Complexity economics


Complexity economics is the application of complexity science to the problems of economics. It sees the economy not as a system in equilibrium, but as one in motion, perpetually constructing itself anew. It uses computational as well as mathematical analysis to analyse how economic sorting is formed as well as reformed, in non-stop interaction with the adaptive behavior of the 'agents' in the economy.

Models


The "nearly archetypal example" is an artificial stock market framework created by the Santa Fe Institute in 1989. The advantage example shows two different outcomes, one where "agents have not search much for predictors and there is convergence on a homogeneous rational expectations outcome" and another where "all kinds of technical trading strategies appearing and remaining and periods of bubbles and crashes occurring".

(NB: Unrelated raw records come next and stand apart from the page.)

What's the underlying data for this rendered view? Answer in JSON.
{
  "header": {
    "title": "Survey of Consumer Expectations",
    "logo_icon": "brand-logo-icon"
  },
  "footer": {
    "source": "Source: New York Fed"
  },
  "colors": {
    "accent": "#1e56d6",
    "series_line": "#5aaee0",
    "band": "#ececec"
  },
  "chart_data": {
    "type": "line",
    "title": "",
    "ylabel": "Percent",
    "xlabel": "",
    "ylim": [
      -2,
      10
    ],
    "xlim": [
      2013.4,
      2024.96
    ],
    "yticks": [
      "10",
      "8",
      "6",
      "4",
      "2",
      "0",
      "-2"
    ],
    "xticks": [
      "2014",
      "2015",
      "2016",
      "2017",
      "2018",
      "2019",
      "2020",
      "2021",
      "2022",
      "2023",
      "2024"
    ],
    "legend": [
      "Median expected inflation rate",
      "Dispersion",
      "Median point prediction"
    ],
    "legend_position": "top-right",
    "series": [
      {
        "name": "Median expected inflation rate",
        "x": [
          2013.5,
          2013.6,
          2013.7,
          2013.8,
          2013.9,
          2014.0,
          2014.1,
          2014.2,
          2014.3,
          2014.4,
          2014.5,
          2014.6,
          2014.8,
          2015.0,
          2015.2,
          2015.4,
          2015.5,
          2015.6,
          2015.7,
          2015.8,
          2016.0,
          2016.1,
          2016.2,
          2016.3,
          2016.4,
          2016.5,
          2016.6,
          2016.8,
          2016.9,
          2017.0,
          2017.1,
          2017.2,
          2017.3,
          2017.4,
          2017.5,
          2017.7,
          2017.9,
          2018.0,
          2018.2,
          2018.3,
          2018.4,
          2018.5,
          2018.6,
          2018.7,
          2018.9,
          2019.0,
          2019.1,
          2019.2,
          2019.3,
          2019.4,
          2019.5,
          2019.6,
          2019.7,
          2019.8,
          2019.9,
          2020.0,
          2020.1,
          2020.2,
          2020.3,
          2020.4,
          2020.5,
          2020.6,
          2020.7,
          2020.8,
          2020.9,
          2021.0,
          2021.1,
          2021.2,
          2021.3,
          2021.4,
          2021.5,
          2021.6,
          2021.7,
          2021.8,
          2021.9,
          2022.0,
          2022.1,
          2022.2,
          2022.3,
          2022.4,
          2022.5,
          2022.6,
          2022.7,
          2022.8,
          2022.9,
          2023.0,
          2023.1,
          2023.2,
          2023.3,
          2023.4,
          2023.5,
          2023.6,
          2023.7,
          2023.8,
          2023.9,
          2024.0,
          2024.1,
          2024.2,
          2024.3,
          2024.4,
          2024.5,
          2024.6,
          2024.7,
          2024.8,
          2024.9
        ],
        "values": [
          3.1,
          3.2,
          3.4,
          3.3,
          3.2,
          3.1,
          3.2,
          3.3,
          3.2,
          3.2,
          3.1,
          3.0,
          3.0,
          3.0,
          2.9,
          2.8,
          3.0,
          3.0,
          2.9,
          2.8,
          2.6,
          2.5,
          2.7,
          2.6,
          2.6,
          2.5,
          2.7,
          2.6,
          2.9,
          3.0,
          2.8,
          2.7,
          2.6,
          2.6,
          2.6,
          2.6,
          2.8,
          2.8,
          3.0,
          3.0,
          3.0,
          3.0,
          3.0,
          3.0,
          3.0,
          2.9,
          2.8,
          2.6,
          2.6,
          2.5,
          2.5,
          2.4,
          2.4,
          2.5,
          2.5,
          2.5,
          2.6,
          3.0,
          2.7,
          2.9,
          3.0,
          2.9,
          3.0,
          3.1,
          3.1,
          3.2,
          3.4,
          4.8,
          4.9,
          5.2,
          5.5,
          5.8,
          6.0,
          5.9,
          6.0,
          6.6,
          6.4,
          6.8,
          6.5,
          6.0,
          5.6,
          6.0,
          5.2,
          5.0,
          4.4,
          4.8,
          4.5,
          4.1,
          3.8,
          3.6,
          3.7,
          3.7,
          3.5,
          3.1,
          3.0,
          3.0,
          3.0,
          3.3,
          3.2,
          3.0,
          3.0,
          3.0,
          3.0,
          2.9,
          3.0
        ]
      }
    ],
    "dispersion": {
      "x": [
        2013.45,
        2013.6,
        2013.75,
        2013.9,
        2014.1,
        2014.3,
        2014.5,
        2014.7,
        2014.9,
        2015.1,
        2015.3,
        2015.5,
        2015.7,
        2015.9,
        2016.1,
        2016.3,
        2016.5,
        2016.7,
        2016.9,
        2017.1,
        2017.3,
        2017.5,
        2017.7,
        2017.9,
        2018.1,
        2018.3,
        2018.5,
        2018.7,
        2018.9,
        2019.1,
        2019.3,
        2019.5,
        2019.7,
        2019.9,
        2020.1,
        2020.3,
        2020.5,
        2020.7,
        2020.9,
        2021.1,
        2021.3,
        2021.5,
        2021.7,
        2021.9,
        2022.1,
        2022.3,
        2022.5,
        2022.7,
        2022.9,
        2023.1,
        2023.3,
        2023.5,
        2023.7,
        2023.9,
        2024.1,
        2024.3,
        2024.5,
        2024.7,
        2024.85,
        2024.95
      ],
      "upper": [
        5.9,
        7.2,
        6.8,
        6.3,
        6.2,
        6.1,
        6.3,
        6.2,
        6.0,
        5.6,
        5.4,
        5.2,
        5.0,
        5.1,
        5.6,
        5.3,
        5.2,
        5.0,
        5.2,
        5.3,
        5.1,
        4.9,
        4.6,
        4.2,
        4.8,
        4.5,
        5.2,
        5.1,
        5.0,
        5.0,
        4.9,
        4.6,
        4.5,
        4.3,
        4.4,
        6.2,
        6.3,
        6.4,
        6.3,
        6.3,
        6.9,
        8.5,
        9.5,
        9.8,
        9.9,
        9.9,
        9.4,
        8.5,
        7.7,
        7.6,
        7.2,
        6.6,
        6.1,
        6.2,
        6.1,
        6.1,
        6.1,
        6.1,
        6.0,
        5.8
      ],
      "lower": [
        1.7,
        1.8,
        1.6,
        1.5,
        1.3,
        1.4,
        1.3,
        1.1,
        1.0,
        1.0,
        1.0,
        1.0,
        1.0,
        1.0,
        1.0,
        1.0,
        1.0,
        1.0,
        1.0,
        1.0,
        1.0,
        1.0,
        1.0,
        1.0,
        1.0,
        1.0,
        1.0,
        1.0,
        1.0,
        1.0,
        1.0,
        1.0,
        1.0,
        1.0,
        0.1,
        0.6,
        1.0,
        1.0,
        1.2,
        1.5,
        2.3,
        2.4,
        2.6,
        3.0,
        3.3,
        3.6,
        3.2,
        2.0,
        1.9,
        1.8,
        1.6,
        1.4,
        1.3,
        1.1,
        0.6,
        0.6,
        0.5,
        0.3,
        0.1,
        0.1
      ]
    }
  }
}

Another area has studied the prisoner's dilemma, such(a) as in a network where agents play amongst their nearest neighbors or a network where the agents can clear mistakes from time to time and "evolve strategies". In these models, the results show a system which displays "a pattern of constantly changing distributions of the strategies".

More generally, complexity economics models are often used to study how non-intuitive results at the macro-level of a system can emerge from simple interactions at the micro level. This avoids assumptions of the representative agent method, which attributes outcomes in collective systems as the simple a thing that is caused or presentation by something else of the rational actions of the individuals.